The Dallas Morning News' parent company is looking to sever the paper's historic ties to the Confederacy by dropping the name A.H. Belo.
Named after the paper's founder, Alfred Horatio Belo, who was a Confederate Army colonel, the company is now considering DallasNews Corp. for a new name. Robert W. Decherd, the company's chairman, president and CEO, addressed the decision in a call with investors.
“While this new name aligns with the company’s specific purposes and adds another dimension to our brand strategy, the impetus is my conviction and my recommendation to the board that we must collectively support our readers, our employees and our fellow citizens by embracing the social justice movement underway in America,” Decherd said.

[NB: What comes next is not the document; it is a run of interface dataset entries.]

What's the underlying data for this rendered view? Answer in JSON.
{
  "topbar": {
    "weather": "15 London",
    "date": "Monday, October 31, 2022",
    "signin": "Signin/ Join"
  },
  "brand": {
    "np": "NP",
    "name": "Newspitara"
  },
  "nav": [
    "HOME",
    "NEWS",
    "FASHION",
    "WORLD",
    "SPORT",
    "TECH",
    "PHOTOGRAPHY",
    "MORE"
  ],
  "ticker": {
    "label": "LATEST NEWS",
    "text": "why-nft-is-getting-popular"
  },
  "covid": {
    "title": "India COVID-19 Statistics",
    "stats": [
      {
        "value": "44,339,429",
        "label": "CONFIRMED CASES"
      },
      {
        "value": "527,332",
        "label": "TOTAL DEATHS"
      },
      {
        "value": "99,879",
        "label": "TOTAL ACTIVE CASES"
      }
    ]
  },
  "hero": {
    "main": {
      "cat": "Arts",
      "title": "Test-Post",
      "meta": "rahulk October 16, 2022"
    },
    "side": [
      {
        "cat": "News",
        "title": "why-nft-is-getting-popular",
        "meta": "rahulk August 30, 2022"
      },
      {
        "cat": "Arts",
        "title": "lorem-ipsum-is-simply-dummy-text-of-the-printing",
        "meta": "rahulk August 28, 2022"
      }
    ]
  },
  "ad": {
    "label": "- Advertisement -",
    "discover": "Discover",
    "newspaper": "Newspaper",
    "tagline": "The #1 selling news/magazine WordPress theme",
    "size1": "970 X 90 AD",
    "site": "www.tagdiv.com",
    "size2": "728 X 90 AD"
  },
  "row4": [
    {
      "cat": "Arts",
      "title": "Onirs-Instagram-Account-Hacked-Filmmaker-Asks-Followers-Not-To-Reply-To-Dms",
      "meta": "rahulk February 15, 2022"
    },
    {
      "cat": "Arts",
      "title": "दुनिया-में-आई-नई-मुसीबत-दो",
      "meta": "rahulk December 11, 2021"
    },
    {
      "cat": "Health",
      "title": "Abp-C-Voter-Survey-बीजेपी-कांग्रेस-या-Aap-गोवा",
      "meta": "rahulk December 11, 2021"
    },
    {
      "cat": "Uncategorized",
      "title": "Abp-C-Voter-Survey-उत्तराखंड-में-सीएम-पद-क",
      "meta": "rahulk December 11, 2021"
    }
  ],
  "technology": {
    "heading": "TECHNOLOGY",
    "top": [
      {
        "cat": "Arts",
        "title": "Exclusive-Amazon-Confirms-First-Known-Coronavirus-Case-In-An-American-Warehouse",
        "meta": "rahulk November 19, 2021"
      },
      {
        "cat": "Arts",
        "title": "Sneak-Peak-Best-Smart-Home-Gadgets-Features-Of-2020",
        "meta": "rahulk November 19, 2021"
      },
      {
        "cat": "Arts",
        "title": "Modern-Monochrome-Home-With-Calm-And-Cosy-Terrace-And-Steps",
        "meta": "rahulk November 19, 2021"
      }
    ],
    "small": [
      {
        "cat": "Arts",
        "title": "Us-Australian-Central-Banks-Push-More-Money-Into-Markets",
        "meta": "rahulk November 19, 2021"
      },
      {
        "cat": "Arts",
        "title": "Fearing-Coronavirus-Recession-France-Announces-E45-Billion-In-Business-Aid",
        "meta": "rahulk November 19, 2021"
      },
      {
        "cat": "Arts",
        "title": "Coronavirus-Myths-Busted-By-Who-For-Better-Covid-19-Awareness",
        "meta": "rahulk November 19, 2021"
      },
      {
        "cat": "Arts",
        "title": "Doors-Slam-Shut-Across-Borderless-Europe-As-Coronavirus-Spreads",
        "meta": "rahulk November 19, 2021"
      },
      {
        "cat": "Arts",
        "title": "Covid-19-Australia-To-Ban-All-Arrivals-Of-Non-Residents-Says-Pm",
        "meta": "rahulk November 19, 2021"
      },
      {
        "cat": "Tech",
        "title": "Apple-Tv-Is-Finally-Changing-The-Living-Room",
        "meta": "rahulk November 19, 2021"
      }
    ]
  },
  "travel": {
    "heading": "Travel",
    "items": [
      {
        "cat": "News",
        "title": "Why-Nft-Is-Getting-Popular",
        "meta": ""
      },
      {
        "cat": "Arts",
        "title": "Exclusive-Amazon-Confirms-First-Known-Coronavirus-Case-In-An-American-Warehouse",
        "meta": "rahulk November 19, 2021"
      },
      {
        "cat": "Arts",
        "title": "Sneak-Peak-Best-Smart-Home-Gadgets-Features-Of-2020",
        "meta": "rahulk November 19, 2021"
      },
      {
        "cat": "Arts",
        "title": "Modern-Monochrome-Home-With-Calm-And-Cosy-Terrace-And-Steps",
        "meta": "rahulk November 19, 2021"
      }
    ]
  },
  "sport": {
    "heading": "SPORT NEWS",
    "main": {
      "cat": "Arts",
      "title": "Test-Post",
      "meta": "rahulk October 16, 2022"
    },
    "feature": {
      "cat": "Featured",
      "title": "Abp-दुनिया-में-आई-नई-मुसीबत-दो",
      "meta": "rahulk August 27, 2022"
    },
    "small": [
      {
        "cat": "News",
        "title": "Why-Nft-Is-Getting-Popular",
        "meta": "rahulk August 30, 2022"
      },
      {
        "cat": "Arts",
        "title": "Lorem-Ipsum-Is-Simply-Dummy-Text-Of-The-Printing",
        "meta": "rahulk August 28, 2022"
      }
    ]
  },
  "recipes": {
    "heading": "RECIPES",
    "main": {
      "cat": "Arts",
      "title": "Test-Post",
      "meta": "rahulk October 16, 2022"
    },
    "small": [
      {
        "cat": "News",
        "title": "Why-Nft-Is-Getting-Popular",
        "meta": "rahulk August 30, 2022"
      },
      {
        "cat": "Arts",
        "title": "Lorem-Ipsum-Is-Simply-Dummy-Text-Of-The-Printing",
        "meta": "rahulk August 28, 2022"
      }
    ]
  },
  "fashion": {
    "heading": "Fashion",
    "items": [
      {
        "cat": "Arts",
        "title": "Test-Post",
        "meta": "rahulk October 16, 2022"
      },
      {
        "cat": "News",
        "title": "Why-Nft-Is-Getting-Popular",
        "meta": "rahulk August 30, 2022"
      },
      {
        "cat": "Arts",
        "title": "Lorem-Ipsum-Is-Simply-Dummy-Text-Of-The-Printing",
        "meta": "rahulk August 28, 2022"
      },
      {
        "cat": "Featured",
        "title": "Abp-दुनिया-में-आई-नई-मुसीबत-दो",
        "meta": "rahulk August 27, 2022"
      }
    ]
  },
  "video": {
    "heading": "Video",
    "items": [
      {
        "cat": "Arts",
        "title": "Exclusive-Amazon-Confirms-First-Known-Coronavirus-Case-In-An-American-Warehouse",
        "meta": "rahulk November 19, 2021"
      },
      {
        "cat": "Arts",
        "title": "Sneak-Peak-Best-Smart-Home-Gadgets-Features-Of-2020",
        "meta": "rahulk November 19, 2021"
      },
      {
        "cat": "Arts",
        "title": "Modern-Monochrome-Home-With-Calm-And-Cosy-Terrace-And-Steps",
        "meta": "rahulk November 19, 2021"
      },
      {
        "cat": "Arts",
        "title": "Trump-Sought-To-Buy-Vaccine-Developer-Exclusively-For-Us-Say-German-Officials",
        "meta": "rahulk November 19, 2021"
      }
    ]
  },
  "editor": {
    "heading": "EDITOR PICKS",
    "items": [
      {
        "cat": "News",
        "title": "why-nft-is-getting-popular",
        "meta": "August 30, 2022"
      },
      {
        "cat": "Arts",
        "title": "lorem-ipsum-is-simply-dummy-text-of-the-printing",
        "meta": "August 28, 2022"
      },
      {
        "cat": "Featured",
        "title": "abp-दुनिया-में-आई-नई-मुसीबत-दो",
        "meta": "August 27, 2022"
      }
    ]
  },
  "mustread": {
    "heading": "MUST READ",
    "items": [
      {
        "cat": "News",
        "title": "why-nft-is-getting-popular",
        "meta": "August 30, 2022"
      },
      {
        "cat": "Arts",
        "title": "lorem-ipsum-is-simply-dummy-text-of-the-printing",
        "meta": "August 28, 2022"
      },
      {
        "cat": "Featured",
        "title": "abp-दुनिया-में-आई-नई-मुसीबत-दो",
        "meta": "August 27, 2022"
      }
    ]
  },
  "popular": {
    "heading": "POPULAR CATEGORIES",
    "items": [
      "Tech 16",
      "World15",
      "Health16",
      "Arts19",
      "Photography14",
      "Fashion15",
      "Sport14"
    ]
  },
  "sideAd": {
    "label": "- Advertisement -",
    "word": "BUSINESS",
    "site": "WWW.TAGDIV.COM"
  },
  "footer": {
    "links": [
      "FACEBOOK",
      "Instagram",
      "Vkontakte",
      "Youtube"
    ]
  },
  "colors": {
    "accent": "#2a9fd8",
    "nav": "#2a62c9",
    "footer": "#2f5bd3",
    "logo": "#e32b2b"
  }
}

These calls are archived on the company's website.
The decision will ultimately be up to the shareholders in May, when it’s sent to them for approval.
“We are keenly aware that the relationship of our company’s name to a person who figured prominently in the Confederate Army is the source of discomfort, even pain, for many of our fellow citizens,” Decherd said during the call. “And that is intolerable to the leaders of this enterprise.”
Belo got involved with the company after the Civil War. His family had owned slaves, but he never did, Decherd said. Belo went to Houston in search of work and met Willie Richardson, the publisher of the oldest newspaper in the state, The Galveston Daily News. Richardson partnered with Belo to form Richardson, Belo, & Co.
After Richardson died, Belo became the sole owner of the company and renamed it accordingly in 1881.
About four years later, Belo sent George Bannerman Dealey to Dallas to form a sister publication to the Galveston paper named (you guessed it) The Dallas Morning News. The first issue of the DMN was published Oct. 1, 1885.
Decherd is Dealey’s great-grandson and a majority stakeholder in the company.
“The decision to adopt the name DallasNews Corporation is made out of respect for all of the company’s many valued constituents and we look forward to a bright future as DallasNews Corporation,” Decherd said.
Shenita Cleveland, a local activist and community leader, was pleased with the announcement of a possible name change.
“I can respect Robert Decherd for embracing movement and the need for social and racial justice in America and inside his own company," Cleveland said. “I think it’s a great move in the right direction. I know that George Bannerman Dealey would be proud of the change his great-grandson is making.”
While a name change may cut the publisher's ties to Belo, his mark is still left in other ways throughout the city, local author Edward Sebesta said. Sebesta sees himself as a cultural geographer working on "deracializing" the local landscape. He spends a lot of time tracking down the racist origins of local streets, buildings and parks. Then, he writes to officials or works with local activists to try to get them changed.
For example, there's the Belo Mansion where the Dallas Bar Association is housed. Hung on one of the walls are portraits of Belo and his son. "I'm sure they have many fliers and banners and programs about an inclusive workplace, the usual corporate chatter," Sebesta said. "But you know, there you are, and there's this big portrait of this Confederate."
Then there's the A.H. Belo Camp 49, which was formed by the Dallas chapter of the Sons of Confederate Veterans. It's an unreconstructed camp. The group, website and Facebook page "are our unapologetic tributes to the Colonel as we seek to bring the truth to our fellow Southrons and others in an age of political correctness and unrepentant yankee lies about our people, our culture, our heritage and our history," their bio reads. The group did not respond for comment.
The move to rename the newspaper's parent company comes as Confederate monuments and symbols in Texas and across the country come crashing down. In January, the Dallas City Council voted unanimously to rename a portion of Lamar Street after Botham Jean, a Black man killed by an off-duty police officer in 2018.
The street had been named after Mirabeau B. Lamar, the second president of the short-lived Republic of Texas. Lamar was known for being exceptionally racist.